Another industry source suggested that the conventional broadcasters are too concerned with the restructuring of CanWest Global Communications - and its potential new owners - to look into the creation of a new lobby group.
Chenier added that today's economic climate doesn't favour the creation of a new lobby group.
"Especially in the current fiscal climate, if you don't have a need for it...why keep it alive? Why pay?" he said.
Peter S. Grant, legal counsel with the McCarthy Tetrault law firm in Toronto and a communications industry expert, said the group's conventional members are powerful enough to fend for themselves without the CAB.
"[Creating a lobby and regulation group] wouldn't be appropriate for some groups, like Rogers and CanWest, which are big enough to look after their own," he said.

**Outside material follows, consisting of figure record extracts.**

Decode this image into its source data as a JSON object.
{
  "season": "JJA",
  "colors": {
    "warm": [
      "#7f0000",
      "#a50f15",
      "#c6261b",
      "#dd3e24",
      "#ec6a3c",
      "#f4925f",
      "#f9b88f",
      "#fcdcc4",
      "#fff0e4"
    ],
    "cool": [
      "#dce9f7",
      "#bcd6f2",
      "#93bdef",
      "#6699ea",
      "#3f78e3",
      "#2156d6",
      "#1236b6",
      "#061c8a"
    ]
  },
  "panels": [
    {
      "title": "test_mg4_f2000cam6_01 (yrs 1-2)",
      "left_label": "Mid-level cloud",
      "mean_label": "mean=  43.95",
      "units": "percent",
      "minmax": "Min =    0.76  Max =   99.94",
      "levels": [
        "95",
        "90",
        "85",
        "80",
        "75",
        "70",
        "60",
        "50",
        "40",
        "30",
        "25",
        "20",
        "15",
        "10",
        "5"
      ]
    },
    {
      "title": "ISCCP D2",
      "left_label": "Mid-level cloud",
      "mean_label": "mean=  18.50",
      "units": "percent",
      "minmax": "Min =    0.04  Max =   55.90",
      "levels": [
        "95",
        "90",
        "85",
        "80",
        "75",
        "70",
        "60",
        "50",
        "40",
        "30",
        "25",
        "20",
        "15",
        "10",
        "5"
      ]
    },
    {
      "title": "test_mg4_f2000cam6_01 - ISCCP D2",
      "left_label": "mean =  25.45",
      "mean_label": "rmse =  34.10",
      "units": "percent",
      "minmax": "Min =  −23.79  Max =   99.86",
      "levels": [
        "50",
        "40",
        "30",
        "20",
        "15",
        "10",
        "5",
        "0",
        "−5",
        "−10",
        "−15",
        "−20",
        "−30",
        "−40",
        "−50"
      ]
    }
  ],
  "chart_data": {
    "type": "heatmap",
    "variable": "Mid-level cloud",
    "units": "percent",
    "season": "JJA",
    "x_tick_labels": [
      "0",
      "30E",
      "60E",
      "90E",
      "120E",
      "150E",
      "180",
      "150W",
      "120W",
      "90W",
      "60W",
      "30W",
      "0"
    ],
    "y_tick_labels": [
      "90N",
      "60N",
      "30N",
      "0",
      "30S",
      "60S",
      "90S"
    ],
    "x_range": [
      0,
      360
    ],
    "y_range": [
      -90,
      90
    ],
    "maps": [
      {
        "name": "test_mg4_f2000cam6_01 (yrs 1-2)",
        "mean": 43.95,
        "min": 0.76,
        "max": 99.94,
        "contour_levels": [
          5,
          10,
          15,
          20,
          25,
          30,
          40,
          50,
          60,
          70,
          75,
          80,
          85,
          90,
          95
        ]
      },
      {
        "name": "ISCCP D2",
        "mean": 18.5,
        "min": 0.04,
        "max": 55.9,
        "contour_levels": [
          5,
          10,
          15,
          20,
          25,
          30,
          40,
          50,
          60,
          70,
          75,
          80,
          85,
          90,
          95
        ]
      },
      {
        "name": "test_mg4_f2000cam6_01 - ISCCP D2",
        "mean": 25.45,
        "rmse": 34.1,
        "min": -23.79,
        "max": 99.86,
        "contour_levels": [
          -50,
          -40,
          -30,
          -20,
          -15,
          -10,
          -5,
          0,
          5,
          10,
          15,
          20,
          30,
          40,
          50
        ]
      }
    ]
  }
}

John Douglas, vice-president of public affairs at CanWest, said the company is still considering its next move.
"It still has a number of months under its belt to go," he said of the CAB. "We've always found a way to do things. Sometimes that's formally, sometimes that's informally. We'll take the next few months to figure out where we want to go."
TVA, a privately owned French-language television network, left the CAB in September 2008 due to a difference of opinion with members.
The network began to conduct work through the Canadian Broadcast Standards Council and the Canadian Broadcasters Rights Agency, TVA spokeswoman Nicole Tardif said.
She said TVA's only remaining link with the CAB is through the collection of tariffs for the retransmission of distant television signals, but broadcasters will individually manage the collection of tariffs following the closure of the association.
The Wire Report reported last month that a group of independent specialty channels is discussing the possibility of creating a new lobby group.
The CAB's radio members are also contemplating a group of their own. Their efforts are being led by Hildebrand, who said consultations are underway.
V, Shaw, Rogers and CTV declined to comment.